Thanks for the article Rob. When you mentioned that birds are warm blooded it reminded me of an article I read a few weeks ago about the Opah or the Moon fish. It is warm blooded because of the design of it's gills, blood vessels, and fins. Does this have any bearing on the creation/evolution debate?
A hat tip to you for pointing this marine biologist to this new story. I knew that tuna are partially warm blooded and use muscle heat to keep themselves above a minimum temperature when swimming in cold water. The Opah seems to have additional features to keep itself warm. Let the reader note that this is not true warm-bloodedness. These fish are retaining heat only and it is not clear that they would die if they got too cold (like a warm-blooded animal). However, this is still fascinating and should generate a lot of interesting discussion.
Thanks again for another great article! More and more goofy stuff like this is starting to come out, including a recent report of scientists creating dinosaur feet in chickens.
One question I have regarding this topic is, "Could it be legitimately said that the field of evolutionary developmental biology is based on a 'recapitulated' belief in the outdated idea of recapitulation (ontogeny recapitulates phylogeny)?" Thanks again!
Quite possibly. For the interested reader, here are some search results for "ontogeny" on creation.com.
This (and most "evidence" for evolution) reminds me of the quote in Ray Comfort's "Evolution vs God" by an agnostic evolutionary lecturer where she told Ray that the reason people don't believe evolution is because they don't have imagination.
Yes, quite so!
And the reason people believe evolution is because they are more prepared to trust their imagination then their logic and reason.

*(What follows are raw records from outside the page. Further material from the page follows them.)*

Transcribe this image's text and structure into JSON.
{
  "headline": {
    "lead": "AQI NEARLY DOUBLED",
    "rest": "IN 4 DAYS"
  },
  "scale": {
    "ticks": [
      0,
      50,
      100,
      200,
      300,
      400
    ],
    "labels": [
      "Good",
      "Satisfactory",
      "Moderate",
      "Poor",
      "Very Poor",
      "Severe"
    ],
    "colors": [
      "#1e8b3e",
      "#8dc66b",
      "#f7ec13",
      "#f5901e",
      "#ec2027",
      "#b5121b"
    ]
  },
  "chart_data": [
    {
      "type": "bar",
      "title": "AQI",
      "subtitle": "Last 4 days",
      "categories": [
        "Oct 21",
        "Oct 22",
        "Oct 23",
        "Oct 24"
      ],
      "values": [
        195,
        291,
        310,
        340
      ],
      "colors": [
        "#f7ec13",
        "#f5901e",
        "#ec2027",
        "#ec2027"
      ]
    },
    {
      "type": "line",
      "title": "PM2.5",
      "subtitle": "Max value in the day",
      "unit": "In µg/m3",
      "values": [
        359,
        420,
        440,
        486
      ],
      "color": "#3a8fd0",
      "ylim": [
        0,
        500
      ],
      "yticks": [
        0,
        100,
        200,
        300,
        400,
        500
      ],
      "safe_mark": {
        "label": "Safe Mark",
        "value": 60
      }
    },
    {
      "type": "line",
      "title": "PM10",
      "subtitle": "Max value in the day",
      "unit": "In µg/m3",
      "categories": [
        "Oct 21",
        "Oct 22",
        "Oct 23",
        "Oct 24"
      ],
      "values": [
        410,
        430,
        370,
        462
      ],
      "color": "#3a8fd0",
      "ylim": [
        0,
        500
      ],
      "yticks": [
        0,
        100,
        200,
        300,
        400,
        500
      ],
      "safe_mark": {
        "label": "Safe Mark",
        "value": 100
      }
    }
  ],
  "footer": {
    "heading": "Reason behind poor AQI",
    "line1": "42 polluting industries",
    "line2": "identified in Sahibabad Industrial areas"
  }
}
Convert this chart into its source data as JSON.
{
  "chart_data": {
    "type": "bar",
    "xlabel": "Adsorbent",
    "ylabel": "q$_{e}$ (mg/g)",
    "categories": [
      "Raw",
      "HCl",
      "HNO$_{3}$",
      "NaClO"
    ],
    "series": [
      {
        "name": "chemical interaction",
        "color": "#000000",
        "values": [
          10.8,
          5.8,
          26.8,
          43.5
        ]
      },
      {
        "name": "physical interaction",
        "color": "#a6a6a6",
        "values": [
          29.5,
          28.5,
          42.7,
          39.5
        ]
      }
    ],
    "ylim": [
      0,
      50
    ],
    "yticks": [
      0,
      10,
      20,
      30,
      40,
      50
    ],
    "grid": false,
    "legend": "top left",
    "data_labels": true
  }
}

And then the promoters of this godless and anti-God philosophy dress it up with pretty pictures and half-truths.
The devil's methodology has not changed from his very first interaction with humans - appear in an interesting form with an attractive story (attractive to our curiosity for evil) and feed our potential to distrust God and believe anything but.
Thanks for once again highlighting how shallow and errant the "evidence" for evolution really is.

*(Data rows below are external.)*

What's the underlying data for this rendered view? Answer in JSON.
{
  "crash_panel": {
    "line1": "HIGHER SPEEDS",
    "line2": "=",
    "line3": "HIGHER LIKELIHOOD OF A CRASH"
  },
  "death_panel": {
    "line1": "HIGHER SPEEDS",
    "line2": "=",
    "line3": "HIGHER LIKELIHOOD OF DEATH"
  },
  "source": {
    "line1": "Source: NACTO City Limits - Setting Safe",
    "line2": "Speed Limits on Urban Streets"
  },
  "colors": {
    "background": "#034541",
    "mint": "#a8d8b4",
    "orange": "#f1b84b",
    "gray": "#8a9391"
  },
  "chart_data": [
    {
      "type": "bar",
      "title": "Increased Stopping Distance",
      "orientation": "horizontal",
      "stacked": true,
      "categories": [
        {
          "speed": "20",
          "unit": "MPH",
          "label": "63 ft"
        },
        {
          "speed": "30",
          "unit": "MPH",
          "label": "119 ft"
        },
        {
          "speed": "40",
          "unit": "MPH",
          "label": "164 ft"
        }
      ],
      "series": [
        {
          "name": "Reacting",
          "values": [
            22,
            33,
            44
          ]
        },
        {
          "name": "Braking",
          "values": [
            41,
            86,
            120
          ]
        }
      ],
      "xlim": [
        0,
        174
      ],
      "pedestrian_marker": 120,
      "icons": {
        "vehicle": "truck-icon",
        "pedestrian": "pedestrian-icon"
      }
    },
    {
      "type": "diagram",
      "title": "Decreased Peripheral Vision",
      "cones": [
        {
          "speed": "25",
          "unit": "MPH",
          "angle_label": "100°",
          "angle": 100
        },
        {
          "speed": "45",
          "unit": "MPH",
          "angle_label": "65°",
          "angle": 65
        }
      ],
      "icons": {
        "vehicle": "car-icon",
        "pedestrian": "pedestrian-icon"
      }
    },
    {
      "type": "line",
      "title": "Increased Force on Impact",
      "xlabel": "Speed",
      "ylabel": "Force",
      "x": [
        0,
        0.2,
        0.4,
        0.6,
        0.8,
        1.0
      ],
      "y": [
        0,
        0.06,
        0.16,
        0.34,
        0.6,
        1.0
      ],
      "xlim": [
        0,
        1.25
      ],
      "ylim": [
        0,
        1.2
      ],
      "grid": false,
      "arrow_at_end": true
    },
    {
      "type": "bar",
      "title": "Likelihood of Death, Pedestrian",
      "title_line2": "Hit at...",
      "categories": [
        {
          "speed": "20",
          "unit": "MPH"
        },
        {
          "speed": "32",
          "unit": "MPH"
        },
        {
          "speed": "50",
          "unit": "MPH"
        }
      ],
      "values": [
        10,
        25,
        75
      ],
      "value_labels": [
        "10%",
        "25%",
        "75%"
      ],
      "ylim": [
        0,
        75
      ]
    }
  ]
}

I suppose this is a similar argument often applied to ape & human skeletons, there are similarities but each species/kind is still limited in how far it can go regarding change, much like the ocean & the land.

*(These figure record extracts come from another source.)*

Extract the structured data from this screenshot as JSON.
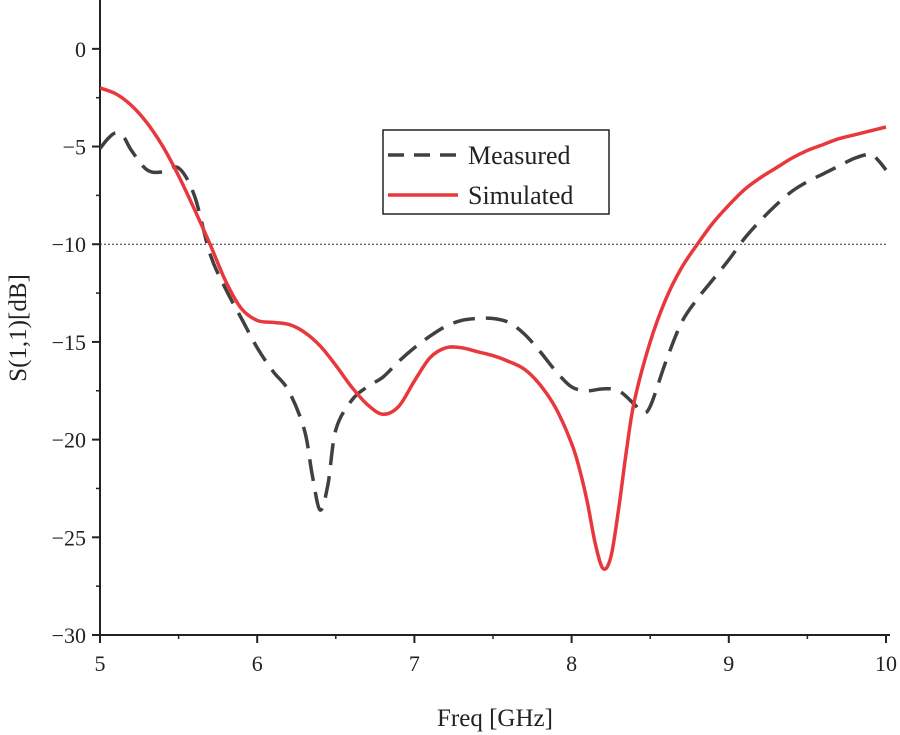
{
  "chart_data": {
    "type": "line",
    "title": "",
    "xlabel": "Freq [GHz]",
    "ylabel": "S(1,1)[dB]",
    "xlim": [
      5,
      10
    ],
    "ylim": [
      -30,
      2.5
    ],
    "x_ticks": [
      5,
      6,
      7,
      8,
      9,
      10
    ],
    "y_ticks": [
      0,
      -5,
      -10,
      -15,
      -20,
      -25,
      -30
    ],
    "x_tick_labels": [
      "5",
      "6",
      "7",
      "8",
      "9",
      "10"
    ],
    "y_tick_labels": [
      "0",
      "−5",
      "−10",
      "−15",
      "−20",
      "−25",
      "−30"
    ],
    "reference_line": {
      "y": -10,
      "style": "dotted"
    },
    "legend_position": "upper-center",
    "grid": false,
    "series": [
      {
        "name": "Measured",
        "style": "dashed",
        "color": "#404040",
        "x": [
          5.0,
          5.05,
          5.1,
          5.15,
          5.2,
          5.3,
          5.4,
          5.5,
          5.6,
          5.7,
          5.8,
          5.9,
          6.0,
          6.1,
          6.2,
          6.3,
          6.35,
          6.4,
          6.45,
          6.5,
          6.6,
          6.7,
          6.8,
          6.9,
          7.0,
          7.1,
          7.2,
          7.3,
          7.4,
          7.5,
          7.6,
          7.7,
          7.8,
          7.9,
          8.0,
          8.1,
          8.2,
          8.3,
          8.4,
          8.45,
          8.5,
          8.6,
          8.7,
          8.8,
          8.9,
          9.0,
          9.1,
          9.2,
          9.3,
          9.4,
          9.5,
          9.6,
          9.7,
          9.8,
          9.9,
          9.95,
          10.0
        ],
        "values": [
          -5.1,
          -4.6,
          -4.3,
          -4.5,
          -5.2,
          -6.2,
          -6.3,
          -6.1,
          -7.5,
          -10.5,
          -12.3,
          -13.8,
          -15.3,
          -16.5,
          -17.5,
          -19.5,
          -21.8,
          -23.6,
          -22.3,
          -19.5,
          -18.0,
          -17.3,
          -16.8,
          -16.0,
          -15.3,
          -14.7,
          -14.2,
          -13.9,
          -13.8,
          -13.8,
          -14.0,
          -14.6,
          -15.5,
          -16.5,
          -17.3,
          -17.5,
          -17.4,
          -17.5,
          -18.2,
          -18.6,
          -18.3,
          -16.0,
          -14.0,
          -12.8,
          -11.8,
          -10.8,
          -9.7,
          -8.8,
          -8.0,
          -7.3,
          -6.8,
          -6.4,
          -6.0,
          -5.6,
          -5.4,
          -5.7,
          -6.2
        ]
      },
      {
        "name": "Simulated",
        "style": "solid",
        "color": "#e8383d",
        "x": [
          5.0,
          5.1,
          5.2,
          5.3,
          5.4,
          5.5,
          5.6,
          5.7,
          5.8,
          5.9,
          6.0,
          6.1,
          6.2,
          6.3,
          6.4,
          6.5,
          6.6,
          6.7,
          6.8,
          6.9,
          7.0,
          7.1,
          7.2,
          7.3,
          7.4,
          7.5,
          7.6,
          7.7,
          7.8,
          7.9,
          8.0,
          8.05,
          8.1,
          8.15,
          8.2,
          8.25,
          8.3,
          8.35,
          8.4,
          8.5,
          8.6,
          8.7,
          8.8,
          8.9,
          9.0,
          9.1,
          9.2,
          9.3,
          9.4,
          9.5,
          9.6,
          9.7,
          9.8,
          9.9,
          10.0
        ],
        "values": [
          -2.0,
          -2.3,
          -2.9,
          -3.8,
          -5.0,
          -6.5,
          -8.2,
          -10.0,
          -11.9,
          -13.3,
          -13.9,
          -14.0,
          -14.1,
          -14.5,
          -15.2,
          -16.2,
          -17.3,
          -18.2,
          -18.7,
          -18.3,
          -17.0,
          -15.8,
          -15.3,
          -15.3,
          -15.5,
          -15.7,
          -16.0,
          -16.4,
          -17.2,
          -18.4,
          -20.2,
          -21.5,
          -23.2,
          -25.3,
          -26.6,
          -26.0,
          -23.5,
          -20.5,
          -18.0,
          -15.0,
          -12.8,
          -11.2,
          -10.0,
          -8.9,
          -8.0,
          -7.2,
          -6.6,
          -6.1,
          -5.6,
          -5.2,
          -4.9,
          -4.6,
          -4.4,
          -4.2,
          -4.0
        ]
      }
    ]
  }
}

I thought alligators were like crocodiles & virtually 'unchanged' as far as fossil record goes.
Yes, in evolutionary theory the crocodilians have been around for a very long time. But, as they group different animals into larger and larger clades, they give the appearance of evolution over time. E.g., the Pseudosuchia/Crurotarsi includes some things that are debatable "crocodilians" but the higher taxonomic group (Archosauria) would also include things like birds. The group that includes crocodile/alligator/gharial/caiman as we know them today 'appears' in the Late Cretaceous. So, yes, they are 'unchanged', but be careful when using that argument. See Australian croc rolls evolutionary story and Australian crocodile fossil rewrites evolution
Say "would need to" rather than "must have" since that is the evo statement of faith (they would say: genes for beaks Must Have developed; which means there is no evidence for it but they believe it).
I appreciate the comment, and it would be generally more correct to say it like that. But, in context, there is no problem with the grammar of that statement.